The cookies in question aren't those freely available at the Google cafeteria but rather digital files stored on the computers of visitors to Google's Web site for the purpose of authentication, tracking, or storing user preferences, such as the number of Google search results displayed per page.
Google's cookies were designed to outlast Twinkies, a baked good known for its longevity. Their default expiration date is the year 2038, which may or may not be the year Google achieves sentience.
Google designed its cookies to last that long to avoid having to inconvenience its users. But now it seems the company has reconsidered.

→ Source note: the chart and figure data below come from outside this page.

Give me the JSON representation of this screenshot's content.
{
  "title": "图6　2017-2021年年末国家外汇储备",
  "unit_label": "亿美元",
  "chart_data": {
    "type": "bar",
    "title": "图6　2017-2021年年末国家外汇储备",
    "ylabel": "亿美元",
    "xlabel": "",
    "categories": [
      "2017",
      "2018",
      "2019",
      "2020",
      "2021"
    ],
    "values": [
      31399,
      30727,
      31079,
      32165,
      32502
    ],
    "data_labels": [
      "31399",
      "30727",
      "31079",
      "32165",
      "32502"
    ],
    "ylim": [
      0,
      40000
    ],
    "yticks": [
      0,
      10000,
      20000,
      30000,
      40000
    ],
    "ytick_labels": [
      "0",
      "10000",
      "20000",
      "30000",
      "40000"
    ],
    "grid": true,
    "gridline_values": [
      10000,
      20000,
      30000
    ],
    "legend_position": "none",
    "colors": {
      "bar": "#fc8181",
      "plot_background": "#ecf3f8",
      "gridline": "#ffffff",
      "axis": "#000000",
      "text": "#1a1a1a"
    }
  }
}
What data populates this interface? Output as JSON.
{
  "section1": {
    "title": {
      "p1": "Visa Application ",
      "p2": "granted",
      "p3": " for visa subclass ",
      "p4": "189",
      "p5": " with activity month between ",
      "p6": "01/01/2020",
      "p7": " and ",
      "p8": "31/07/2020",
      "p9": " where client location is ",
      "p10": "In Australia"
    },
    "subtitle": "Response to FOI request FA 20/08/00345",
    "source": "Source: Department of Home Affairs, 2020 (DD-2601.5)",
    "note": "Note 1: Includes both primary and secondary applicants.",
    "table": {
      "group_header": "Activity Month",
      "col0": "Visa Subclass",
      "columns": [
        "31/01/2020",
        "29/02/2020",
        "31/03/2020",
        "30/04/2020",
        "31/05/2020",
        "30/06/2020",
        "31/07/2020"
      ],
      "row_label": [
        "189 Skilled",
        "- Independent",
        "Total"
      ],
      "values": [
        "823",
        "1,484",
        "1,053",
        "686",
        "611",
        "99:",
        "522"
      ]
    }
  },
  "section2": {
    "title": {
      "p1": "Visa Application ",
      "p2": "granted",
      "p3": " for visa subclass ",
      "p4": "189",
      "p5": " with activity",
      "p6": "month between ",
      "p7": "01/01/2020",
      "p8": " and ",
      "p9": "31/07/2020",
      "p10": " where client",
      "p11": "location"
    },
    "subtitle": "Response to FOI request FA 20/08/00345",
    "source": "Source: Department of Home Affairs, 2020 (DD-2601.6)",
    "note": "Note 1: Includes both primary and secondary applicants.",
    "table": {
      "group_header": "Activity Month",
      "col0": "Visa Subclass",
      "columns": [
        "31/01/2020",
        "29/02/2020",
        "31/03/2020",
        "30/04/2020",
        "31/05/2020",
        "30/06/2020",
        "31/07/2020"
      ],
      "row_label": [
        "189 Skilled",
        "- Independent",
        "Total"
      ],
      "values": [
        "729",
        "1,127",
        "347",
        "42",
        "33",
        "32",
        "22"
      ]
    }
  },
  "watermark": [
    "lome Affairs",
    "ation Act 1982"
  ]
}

"After listening to feedback from our users and from privacy advocates, we've concluded that it would be a good thing for privacy to significantly shorten the lifetime of our cookies -- as long as we could find a way to do so without artificially forcing users to re-enter their basic preferences at arbitrary points in time," Peter Fleischer, global privacy counsel for Google, said in a blog post.
Google has been adjusting its privacy practices and policies over the past few months in response to issues raised by European regulators. In March, the company adopted a new policy to anonymize its server logs after 18 to 24 months and in June it reduced its server log retention period to 18 months.
In the months ahead, Google will start distributing cookies that expire automatically after two years of inactivity. The cookies of active Google users will be renewed automatically. And of course the anti-cookie set can continue to delete their cookies or refuse them as they have been doing.